Barhoumi Yassine, Fattah Abdul Hamid, Bouaynaya Nidhal, Moron Fanny, Kim Jinsuh, Fathallah-Shaykh Hassan M, Chahine Rouba A, Sotoudeh Houman
MRIMath, 3473 Birchwood Lane, Birmingham, AL 35243, USA.
Department of Electrical and Computer Science, Rowan University, Glassboro, NJ 08028, USA.
Diagnostics (Basel). 2024 May 21;14(11):1066. doi: 10.3390/diagnostics14111066.
Patients diagnosed with glioblastoma multiforme (GBM) continue to face a dire prognosis. Developing accurate and efficient contouring methods is crucial, as they can significantly advance both clinical practice and research. This study evaluates the AI models developed by MRIMath© for GBM T1c and fluid attenuation inversion recovery (FLAIR) images by comparing their contours to those of three neuro-radiologists using a smart manual contouring platform.

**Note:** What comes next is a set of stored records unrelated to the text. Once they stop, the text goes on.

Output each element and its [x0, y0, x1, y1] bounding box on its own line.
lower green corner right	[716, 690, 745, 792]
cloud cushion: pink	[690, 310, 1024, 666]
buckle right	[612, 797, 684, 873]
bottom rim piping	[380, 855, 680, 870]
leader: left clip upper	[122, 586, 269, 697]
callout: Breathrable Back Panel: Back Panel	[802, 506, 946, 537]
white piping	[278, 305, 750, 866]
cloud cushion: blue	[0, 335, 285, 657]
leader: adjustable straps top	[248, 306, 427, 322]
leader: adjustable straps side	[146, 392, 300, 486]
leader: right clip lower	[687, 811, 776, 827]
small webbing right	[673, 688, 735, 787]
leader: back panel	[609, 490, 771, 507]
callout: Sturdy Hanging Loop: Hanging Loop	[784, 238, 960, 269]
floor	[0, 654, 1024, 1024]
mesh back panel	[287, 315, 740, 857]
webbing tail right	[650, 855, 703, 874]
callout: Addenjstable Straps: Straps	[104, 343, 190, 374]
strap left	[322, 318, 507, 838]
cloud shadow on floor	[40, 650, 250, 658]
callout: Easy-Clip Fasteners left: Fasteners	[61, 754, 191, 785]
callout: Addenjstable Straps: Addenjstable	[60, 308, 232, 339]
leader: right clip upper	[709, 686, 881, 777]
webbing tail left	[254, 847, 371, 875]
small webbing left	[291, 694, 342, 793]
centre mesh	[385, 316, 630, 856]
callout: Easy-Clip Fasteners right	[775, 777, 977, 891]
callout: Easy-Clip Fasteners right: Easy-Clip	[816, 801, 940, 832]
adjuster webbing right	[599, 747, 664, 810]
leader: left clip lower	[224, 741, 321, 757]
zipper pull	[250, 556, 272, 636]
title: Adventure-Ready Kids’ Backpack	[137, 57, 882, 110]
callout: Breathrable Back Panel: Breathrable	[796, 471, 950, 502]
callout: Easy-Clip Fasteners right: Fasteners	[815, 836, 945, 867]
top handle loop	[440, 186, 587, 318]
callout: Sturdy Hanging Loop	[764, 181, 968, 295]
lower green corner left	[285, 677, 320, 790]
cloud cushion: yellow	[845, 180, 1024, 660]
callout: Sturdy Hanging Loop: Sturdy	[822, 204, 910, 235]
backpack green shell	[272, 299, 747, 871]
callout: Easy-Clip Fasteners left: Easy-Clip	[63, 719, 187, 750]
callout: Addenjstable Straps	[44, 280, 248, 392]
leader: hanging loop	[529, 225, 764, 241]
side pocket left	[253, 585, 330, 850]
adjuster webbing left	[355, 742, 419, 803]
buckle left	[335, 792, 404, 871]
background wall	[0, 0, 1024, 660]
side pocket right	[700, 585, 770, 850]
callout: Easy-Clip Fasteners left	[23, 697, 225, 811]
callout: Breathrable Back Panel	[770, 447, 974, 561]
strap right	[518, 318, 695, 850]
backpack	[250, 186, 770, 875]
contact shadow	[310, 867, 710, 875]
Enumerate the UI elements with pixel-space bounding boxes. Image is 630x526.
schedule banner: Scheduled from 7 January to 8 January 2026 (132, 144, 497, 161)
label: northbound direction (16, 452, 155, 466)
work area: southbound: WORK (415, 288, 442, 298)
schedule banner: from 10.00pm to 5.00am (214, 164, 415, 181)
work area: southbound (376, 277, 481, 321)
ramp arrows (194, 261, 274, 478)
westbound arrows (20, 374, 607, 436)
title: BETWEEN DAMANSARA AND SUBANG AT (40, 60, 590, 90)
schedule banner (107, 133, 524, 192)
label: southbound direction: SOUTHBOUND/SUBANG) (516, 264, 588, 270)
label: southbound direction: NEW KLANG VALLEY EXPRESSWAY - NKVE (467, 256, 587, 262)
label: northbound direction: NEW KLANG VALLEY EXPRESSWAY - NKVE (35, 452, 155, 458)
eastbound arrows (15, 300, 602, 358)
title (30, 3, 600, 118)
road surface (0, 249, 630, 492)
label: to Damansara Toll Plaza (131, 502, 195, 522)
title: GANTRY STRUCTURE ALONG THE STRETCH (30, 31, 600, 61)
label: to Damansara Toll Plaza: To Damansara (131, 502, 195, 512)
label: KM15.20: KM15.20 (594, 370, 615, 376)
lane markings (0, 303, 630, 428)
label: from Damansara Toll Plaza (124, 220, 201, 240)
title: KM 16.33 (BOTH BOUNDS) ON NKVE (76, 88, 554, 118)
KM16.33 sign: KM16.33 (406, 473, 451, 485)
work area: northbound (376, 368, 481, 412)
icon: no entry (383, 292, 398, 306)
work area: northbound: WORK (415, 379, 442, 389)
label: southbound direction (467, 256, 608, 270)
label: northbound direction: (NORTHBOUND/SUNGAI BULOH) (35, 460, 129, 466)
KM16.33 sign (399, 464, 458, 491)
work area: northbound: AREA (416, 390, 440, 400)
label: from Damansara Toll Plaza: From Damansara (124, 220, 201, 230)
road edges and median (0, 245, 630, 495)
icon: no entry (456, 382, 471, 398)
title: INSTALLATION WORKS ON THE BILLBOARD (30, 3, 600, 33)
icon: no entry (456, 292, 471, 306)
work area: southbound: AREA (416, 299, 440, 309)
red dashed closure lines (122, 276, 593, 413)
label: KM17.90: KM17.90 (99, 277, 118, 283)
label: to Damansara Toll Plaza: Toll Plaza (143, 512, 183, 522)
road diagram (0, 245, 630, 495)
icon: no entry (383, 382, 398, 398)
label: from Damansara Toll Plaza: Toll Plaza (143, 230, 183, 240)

The mean overall Sørensen-Dice Similarity Coefficient metric score (DSC) for the post-contrast T1 (T1c) AI was 95%, with a 95% confidence interval (CI) of 93% to 96%, closely aligning with the radiologists' scores. For true positive T1c images, AI segmentation achieved a mean DSC of 81% compared to radiologists' ranging from 80% to 86%. Sensitivity and specificity for T1c AI were 91.6% and 97.5%, respectively. The FLAIR AI exhibited a mean DSC of 90% with a 95% CI interval of 87% to 92%, comparable to the radiologists' scores. It also achieved a mean DSC of 78% for true positive FLAIR slices versus radiologists' scores of 75% to 83% and recorded a median sensitivity and specificity of 92.1% and 96.1%, respectively. The T1C and FLAIR AI models produced mean Hausdorff distances (<5 mm), volume measurements, kappa scores, and Bland-Altman differences that align closely with those measured by radiologists. Moreover, the inter-user variability between radiologists using the smart manual contouring platform was under 5% for T1c and under 10% for FLAIR images. These results underscore the MRIMath© platform's low inter-user variability and the high accuracy of its T1c and FLAIR AI models.
被诊断为多形性胶质母细胞瘤(GBM)的患者仍然面临严峻的预后。开发准确且高效的轮廓勾画方法至关重要,因为它们能极大地推动临床实践和研究。本研究通过使用智能手动轮廓勾画平台,将MRIMath©开发的针对GBM T1c和液体衰减反转恢复(FLAIR)图像的人工智能模型的轮廓与三位神经放射科医生的轮廓进行比较,对这些模型进行评估。对比增强T1(T1c)人工智能的平均总体索伦森 - 戴斯相似系数度量得分(DSC)为95%,95%置信区间(CI)为93%至96%,与放射科医生的得分紧密对齐。对于真阳性T1c图像,人工智能分割的平均DSC为81%,而放射科医生的范围为80%至86%。T1c人工智能的敏感性和特异性分别为91.6%和97.5%。FLAIR人工智能的平均DSC为90%,95% CI区间为87%至92%,与放射科医生的得分相当。对于真阳性FLAIR切片,它的平均DSC为78%,而放射科医生的得分是75%至83%,并且记录的中位敏感性和特异性分别为92.1%和96.1%。T1C和FLAIR人工智能模型产生的平均豪斯多夫距离(<5毫米)、体积测量值、kappa得分以及布兰德 - 奥特曼差异与放射科医生测量的结果紧密对齐。此外,使用智能手动轮廓勾画平台的放射科医生之间的用户间变异性对于T1c图像低于5%,对于FLAIR图像低于10%。这些结果强调了MRIMath©平台的低用户间变异性及其T1c和FLAIR人工智能模型的高精度。